I'm setting up a new desktop and am at the point of deciding whether to 
venture away from the familiar GNOME to KDE (4.x). Sure, it's easy 
enough to just try KDE in theory, but in practice it'll take a bit of 
time investment to customize it, so I'm doing some research. (I've 
already toyed around with it for a while via a Kubuntu live CD.)

One feature that might be compelling enough to warrant a switch is 
session management. In GNOME, there are sessions, but the GNOME 
affiliated applications don't seem to be so smart about saving their 
internal state, particularly GNOME Terminal, which seems to remember 
nothing other than the quantity of windows and a few aesthetic 
attributes.
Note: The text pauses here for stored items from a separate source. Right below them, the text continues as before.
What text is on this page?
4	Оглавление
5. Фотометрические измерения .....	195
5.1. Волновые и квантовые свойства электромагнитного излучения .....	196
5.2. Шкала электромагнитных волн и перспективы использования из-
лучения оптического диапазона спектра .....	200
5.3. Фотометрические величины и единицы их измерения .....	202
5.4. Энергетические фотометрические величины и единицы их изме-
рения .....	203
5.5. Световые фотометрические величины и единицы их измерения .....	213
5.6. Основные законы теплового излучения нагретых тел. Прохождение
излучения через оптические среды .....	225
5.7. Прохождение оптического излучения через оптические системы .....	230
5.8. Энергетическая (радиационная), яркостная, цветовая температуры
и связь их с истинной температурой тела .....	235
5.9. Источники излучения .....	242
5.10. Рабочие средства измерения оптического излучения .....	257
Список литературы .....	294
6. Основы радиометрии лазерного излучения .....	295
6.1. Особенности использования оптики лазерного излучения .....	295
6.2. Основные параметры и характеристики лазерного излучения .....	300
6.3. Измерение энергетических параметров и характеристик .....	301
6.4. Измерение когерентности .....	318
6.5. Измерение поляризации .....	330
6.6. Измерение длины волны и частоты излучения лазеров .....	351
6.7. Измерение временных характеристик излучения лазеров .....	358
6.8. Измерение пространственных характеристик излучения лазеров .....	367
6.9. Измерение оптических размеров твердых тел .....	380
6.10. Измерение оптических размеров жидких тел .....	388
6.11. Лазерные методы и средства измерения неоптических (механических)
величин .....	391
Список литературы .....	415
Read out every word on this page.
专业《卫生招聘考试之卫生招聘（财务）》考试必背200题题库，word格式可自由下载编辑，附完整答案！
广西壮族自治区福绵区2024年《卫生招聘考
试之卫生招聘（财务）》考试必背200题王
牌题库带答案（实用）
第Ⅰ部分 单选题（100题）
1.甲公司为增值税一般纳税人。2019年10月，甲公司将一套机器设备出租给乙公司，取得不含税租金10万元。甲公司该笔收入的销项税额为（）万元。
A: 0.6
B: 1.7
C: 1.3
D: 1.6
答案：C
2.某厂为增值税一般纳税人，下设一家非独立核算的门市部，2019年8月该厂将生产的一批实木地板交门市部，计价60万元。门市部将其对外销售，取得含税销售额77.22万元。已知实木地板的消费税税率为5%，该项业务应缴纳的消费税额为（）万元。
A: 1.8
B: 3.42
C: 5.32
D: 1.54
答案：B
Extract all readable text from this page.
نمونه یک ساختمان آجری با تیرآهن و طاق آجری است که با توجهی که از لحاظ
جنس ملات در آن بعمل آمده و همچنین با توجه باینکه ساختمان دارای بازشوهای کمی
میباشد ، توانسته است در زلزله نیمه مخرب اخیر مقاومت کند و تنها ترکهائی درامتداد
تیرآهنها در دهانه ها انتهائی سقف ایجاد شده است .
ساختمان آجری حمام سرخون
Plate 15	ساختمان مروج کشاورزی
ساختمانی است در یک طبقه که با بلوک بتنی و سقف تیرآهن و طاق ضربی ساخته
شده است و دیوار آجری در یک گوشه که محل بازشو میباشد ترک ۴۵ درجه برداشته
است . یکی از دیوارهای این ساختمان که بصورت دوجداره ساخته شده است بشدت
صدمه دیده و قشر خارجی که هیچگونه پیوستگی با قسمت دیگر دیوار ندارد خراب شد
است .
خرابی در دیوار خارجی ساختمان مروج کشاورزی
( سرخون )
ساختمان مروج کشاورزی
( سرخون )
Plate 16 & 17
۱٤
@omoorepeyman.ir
GNOME sessions, in my experience, also were a bit flaky. 
After the first reboot, you'd get most things restored, then the next 
time you'd get only a few, etc.

I've read that KDE is better in this area, and when I previously brought 
up the topic of xterm sessions David Rosenstrauch recommended Konsole. I 
toyed with Konsole, but didn't put it into daily use. It probably 
warrants a second look.

Anyone have comments on their experiences with KDE session management in 
general?

  -Tom

-- 
Tom Metro
Venture Logic, Newton, MA, USA
"Enterprise solutions through open source."